A Message From Tom DeLay
November 2, 2005
Satire by Trevor Seigler
Dear Valued Friend,
I want to personally thank you for all your support in the wake
of the recent news of my "indictment" on conspiracy charges. I assure
you that I and my wife Nancy, our children George Walker and Laura,
and of course our rottweiler "Gipper" have gained much pleasure
and comfort from your many messages of love and kindness.
As I have stated before, the charges brought against me are unfounded.
I have violated no law, no regulation, no rule of the House. I have
done nothing unlawful, unethical or, I might add, unprecedented.
I simply solicited some of my more "financially sound" friends for
their generous donations to my campaign, a practice that is common
among politicians seeking to remain in office. And let me assure
you, so long as the sun sets in Texas, I will seek to remain in
office. And I will need money to do so.
My associates, John Colyandro and Jim Ellis, are likewise free
of any wrongdoing. Friends, we simply wanted to ensure that you,
the humble taxpayer, know where we stand on the erroneous charges
brought against me not only this year but also the previous one.
First off, 2004 was a busy year for the party, as you well know.
We had that little scare in Texas when the Democrats turned chicken
and left before we could vote on a referendum to change the voting
districts. Now, they said it was brought up in session to ensure
a Republican majority by redrawing the district lines to our favor.
That is pure and simple nonsense.

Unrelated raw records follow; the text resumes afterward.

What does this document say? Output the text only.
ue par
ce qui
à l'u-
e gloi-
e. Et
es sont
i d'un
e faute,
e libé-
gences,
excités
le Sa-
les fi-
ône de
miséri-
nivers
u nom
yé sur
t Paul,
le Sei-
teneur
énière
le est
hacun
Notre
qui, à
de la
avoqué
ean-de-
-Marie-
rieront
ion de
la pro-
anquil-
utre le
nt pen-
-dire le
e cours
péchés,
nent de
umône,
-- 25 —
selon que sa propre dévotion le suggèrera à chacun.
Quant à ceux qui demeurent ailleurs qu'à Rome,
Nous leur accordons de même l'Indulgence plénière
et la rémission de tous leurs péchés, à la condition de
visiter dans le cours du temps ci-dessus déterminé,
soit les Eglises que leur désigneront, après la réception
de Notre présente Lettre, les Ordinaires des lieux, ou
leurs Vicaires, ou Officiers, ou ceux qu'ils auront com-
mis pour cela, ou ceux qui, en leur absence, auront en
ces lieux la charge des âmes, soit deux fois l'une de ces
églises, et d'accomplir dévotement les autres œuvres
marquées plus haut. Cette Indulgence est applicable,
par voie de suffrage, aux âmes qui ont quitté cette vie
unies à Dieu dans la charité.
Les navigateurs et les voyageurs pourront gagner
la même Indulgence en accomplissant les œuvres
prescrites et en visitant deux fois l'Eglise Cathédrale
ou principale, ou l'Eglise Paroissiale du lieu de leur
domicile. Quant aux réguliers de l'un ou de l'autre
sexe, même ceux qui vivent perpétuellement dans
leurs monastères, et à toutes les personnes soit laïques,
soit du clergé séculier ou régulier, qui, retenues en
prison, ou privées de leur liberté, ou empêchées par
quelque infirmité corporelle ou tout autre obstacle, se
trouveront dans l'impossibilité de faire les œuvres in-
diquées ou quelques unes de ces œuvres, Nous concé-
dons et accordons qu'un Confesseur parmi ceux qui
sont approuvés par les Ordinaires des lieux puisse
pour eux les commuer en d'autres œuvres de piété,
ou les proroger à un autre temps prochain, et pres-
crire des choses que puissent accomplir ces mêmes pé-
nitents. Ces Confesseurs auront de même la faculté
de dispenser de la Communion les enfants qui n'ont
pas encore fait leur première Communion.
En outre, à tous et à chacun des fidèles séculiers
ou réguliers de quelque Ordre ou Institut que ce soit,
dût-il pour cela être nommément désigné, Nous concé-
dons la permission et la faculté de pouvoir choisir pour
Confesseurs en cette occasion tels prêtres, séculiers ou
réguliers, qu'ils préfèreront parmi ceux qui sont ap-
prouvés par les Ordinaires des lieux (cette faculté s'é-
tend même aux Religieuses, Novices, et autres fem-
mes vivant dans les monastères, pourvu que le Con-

Everyone already knows that Texas
votes Republican already. We simply wanted to make sure that it
was less of a surprise come Election Day which party would win.
I may have asked the FAA to "monitor" where these yellow so-called
"Texans" ran off to, but that was just to ensure that they arrived
at their destinations safely and with little ability to get back.
There’s nothing "wrong" or "illegal" about that.
We're charged with supposedly "conspiring to make political contributions"
from private corporations to state candidates. Now there is no grain
of truth to that, my friend. I simply told my many wealthy CEO pals
that they might want to share a little of their profits with my
party's representatives and make sure that it didn’t violate Texas
law. Now, what they did with that money once they got it, that's
not your concern, friend. Can't you see the partisan nature of this
Oh, and I suppose you've heard about those rounds of golf I played
in Scotland, with Jack Abramhoff, who is supposedly a "lobbyist."
I don't know much about what "lobbyists" do, my friend, but if they
provide a man with the once-in-a-lifetime chance to play golf on
the fields where it began, with the promise of a small, miniscule
contribution to their cause afterwards and not reporting said trips
to the House Ethics Committee, is it really a "crime"? I can't see
where it is, and I'm a lawyer. I would know.
In truth, dear valued constituent, I think it's time you ask yourself
why I'm so obviously being persecuted like this. I think we both
know the answer to that; my enemies in the House and Senate are
trying to get to me because I can't be bought by their political
operatives. They don’t have enough money to buy off Tom DeLay. Only
the energy companies and Texaco do.
I have regrettably had to step down from my position as Majority
Leader for the time being, until I'm sure the time comes when these
charges are dismissed as the unwarranted attacks that they are.
My inquisitor, Mr. Ronnie Earle, is simply a liberal version of
me. He takes just as much money as I have... of course, I did it
legally, and not at the expense of you, dear friend. I am House
Majority leader, after all. You'd expect me to have some integrity.
I was recently forced to submit to a shameful "arrest warrent"
served against me. But as you can tell from my "mug shot" I have
nothing to hide. Nothing at all... not a damn thing that has a paper
trail, anyway... I mean, unless... no, no way they could find that...
I'm sorry, I just get these headaches from time to time, memory
gets affected. Nothing a little complimentary wine from the former
head of Enron can't cure.
And so, in closing, I again offer my thanks for your support,
and when my name is finally cleared and all the charges are dropped,
I look forward to returning to my position. And when I do, I will
be more powerful than ever before, thanks to the new titanium-encased,
bullet-proof suit equipped with ground-to-air missiles that my illegal
funds were saved up for. Let's see them take down… MEGA-DELAY!!!!
Ahem, I apologize. It’s been a stressful time for me. You'll understand
if I ask you to ignore that last statement.
House Majority Leader
(No Matter What the Ethics Committee Says)
PS. I know where the bodies are buried. 'Nuff said.